Pendapat lain mengatakan kawung menggambarkan bunga lotus atau teratai yang sedang mekar. Bunga teratai sendiri digunakan sebagai lambang kesucian.
7. Huk
Sama seperti Kawung, motif Huk mulai dilarang saat Sri Sultan Hamengku Buwono VII berkuasa. Motif ini hanya boleh dikenakan oleh raja dan putra mahkota.Motif huk terdiri dari motif kerang, binatang, tumbuhan, cakra, burung, sawat (sayap), dan garuda. Motif kerang bermakna kelapangan hati, binatang menggambarkan watak sentosa, tumbuhan melambangkan kemakmuran, sedangkan sawat ketabahan hati.

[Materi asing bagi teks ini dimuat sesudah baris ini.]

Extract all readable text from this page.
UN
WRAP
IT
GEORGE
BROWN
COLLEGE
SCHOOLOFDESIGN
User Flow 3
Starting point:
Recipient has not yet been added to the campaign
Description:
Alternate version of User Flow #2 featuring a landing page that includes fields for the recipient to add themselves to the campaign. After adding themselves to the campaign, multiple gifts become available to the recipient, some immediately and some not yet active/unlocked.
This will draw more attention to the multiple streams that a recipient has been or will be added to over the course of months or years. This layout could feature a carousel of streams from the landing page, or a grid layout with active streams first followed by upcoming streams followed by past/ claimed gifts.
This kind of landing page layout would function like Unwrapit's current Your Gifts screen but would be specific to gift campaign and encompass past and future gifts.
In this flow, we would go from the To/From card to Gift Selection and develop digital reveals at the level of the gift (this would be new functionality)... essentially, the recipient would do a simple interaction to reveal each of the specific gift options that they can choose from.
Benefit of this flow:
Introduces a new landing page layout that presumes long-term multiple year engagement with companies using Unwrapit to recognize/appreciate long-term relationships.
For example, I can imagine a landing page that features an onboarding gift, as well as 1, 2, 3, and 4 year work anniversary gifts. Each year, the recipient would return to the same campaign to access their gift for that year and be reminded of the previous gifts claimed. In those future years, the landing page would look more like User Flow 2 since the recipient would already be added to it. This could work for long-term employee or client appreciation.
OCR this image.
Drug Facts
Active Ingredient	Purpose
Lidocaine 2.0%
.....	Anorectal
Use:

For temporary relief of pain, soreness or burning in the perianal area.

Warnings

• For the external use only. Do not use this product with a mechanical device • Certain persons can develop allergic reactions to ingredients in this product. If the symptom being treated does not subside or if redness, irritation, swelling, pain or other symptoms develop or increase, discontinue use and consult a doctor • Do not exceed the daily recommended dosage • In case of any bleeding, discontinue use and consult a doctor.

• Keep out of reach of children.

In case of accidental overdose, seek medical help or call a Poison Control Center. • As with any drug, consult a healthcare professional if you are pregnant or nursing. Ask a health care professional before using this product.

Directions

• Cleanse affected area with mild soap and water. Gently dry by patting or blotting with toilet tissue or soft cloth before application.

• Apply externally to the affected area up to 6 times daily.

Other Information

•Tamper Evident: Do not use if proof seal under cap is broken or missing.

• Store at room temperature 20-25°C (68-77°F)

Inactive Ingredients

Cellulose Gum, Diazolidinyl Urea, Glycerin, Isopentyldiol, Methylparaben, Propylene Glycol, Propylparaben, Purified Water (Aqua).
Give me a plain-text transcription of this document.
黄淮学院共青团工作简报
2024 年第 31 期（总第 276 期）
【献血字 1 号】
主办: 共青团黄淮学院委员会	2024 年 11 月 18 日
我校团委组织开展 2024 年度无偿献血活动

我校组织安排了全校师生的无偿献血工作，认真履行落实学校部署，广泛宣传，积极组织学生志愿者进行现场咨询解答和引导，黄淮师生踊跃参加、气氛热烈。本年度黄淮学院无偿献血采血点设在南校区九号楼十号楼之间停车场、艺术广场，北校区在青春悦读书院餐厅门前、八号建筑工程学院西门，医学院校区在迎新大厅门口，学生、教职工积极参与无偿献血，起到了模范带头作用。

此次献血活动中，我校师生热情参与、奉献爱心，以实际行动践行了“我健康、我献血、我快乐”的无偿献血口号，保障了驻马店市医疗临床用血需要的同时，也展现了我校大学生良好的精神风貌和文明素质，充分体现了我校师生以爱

Motif ini dipakai sebagai simbol pemimpin yang berbudi luhur, berwibawa, cerdas, mampu memberi kemakmuran, serta selalu tabah dalam menjalankan pemerintahannya.
Pahami makna dan pola motif batik sebelum mengunjungi Keraton Yogayakarta. Agar tidak salah kostum. Salah kostum berisiko dilarang masuk ke dalam Keraton Yogyakarta.